Structural biology: LEXSY proteins for NMR and X-ray crystallography

The applicability of LEXSY for structural biology was demonstrated by successful ¹⁵N-HSQC NMR analysis of a 28 kDa ¹⁵N-Val labeled protein purified from recombinant LEXSY strain grown in a synthetic LEXSY cultivation medium. All 18 Val residues of in vivo labeled protein could be completely assigned in ¹⁵N-HSQC NMR spectrum in full agreement with X-ray crystallography (Niculae et al. 2006). Since Leishmania tarentolae is auxotrophic for 11 amino acids and can be grown in chemically defined media multiple options for labeling strategies are offered. Alternatively to chemically defined media labeling strategies in complex media were developed (Foldynová-Trantírková et al. 2009).
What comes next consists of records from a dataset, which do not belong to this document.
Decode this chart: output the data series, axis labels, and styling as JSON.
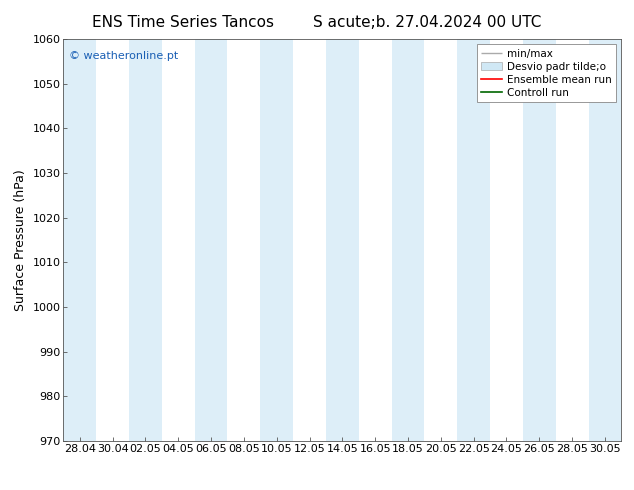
{
  "title_left": "ENS Time Series Tancos",
  "title_right": "S acute;b. 27.04.2024 00 UTC",
  "ylabel": "Surface Pressure (hPa)",
  "ylim": [
    970,
    1060
  ],
  "yticks": [
    970,
    980,
    990,
    1000,
    1010,
    1020,
    1030,
    1040,
    1050,
    1060
  ],
  "xtick_labels": [
    "28.04",
    "30.04",
    "02.05",
    "04.05",
    "06.05",
    "08.05",
    "10.05",
    "12.05",
    "14.05",
    "16.05",
    "18.05",
    "20.05",
    "22.05",
    "24.05",
    "26.05",
    "28.05",
    "30.05"
  ],
  "watermark": "© weatheronline.pt",
  "watermark_color": "#1a5fb4",
  "bg_color": "#ffffff",
  "plot_bg_color": "#ffffff",
  "band_color": "#ddeef8",
  "band_positions": [
    0,
    2,
    4,
    6,
    8,
    10,
    12,
    14,
    16
  ],
  "legend_label_minmax": "min/max",
  "legend_label_desvio": "Desvio padr tilde;o",
  "legend_label_ens": "Ensemble mean run",
  "legend_label_ctrl": "Controll run",
  "minmax_color": "#aaaaaa",
  "desvio_color": "#d0e8f5",
  "ens_color": "#ff0000",
  "ctrl_color": "#006600",
  "title_fontsize": 11,
  "ylabel_fontsize": 9,
  "tick_fontsize": 8,
  "watermark_fontsize": 8,
  "legend_fontsize": 7.5
}
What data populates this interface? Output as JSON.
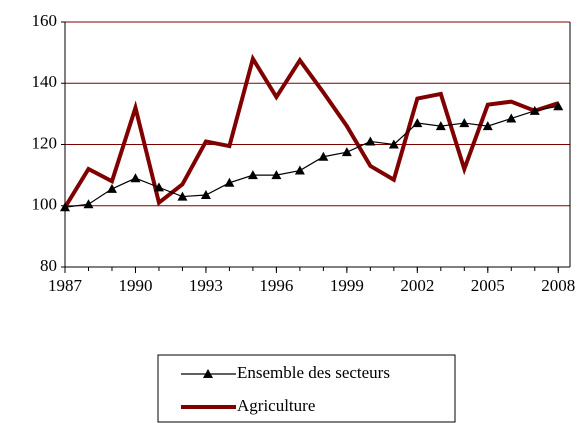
{
  "chart_data": {
    "type": "line",
    "x": [
      1987,
      1988,
      1989,
      1990,
      1991,
      1992,
      1993,
      1994,
      1995,
      1996,
      1997,
      1998,
      1999,
      2000,
      2001,
      2002,
      2003,
      2004,
      2005,
      2006,
      2007,
      2008
    ],
    "series": [
      {
        "name": "Ensemble des secteurs",
        "color": "#000000",
        "marker": "triangle",
        "values": [
          99.5,
          100.5,
          105.5,
          109,
          106,
          103,
          103.5,
          107.5,
          110,
          110,
          111.5,
          116,
          117.5,
          121,
          120,
          127,
          126,
          127,
          126,
          128.5,
          131,
          132.5
        ]
      },
      {
        "name": "Agriculture",
        "color": "#800000",
        "marker": "none",
        "values": [
          99.5,
          112,
          108,
          132,
          101,
          107,
          121,
          119.5,
          148,
          135.5,
          147.5,
          137,
          126,
          113,
          108.5,
          135,
          136.5,
          112,
          133,
          134,
          131,
          133.5
        ]
      }
    ],
    "xlim": [
      1987,
      2008.5
    ],
    "xticks": [
      1987,
      1990,
      1993,
      1996,
      1999,
      2002,
      2005,
      2008
    ],
    "ylim": [
      80,
      160
    ],
    "yticks": [
      80,
      100,
      120,
      140,
      160
    ],
    "grid": true,
    "grid_color": "#800000",
    "legend": "bottom"
  }
}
¹⁵N-HSQC NMR analysis of ¹⁵N-Val labeled EGFP purified from recombinant LEXSY strain. For detailed description refer to Niculae et al. (2006).

It was shown, that LEXSY-expressed proteins can be subjected successfully to crystallography and X-ray analysis. The resolution of a new protein structure was achieved for LEXSY expressed hu Cu/Zn superoxide dismutase SOD1 (Gazdak et al. 2010).

Structure determination of the new P2₁2₁2₁ crystal form of LEXSY-produced human Cu/Zn superoxide dismutase (SOD1). The asymmetric unit contains six SOD dimers arranged as two triangular wheels around sulfate ions. The wheels are arranged in a side-to-side fashion (Gazdag et al. 2010).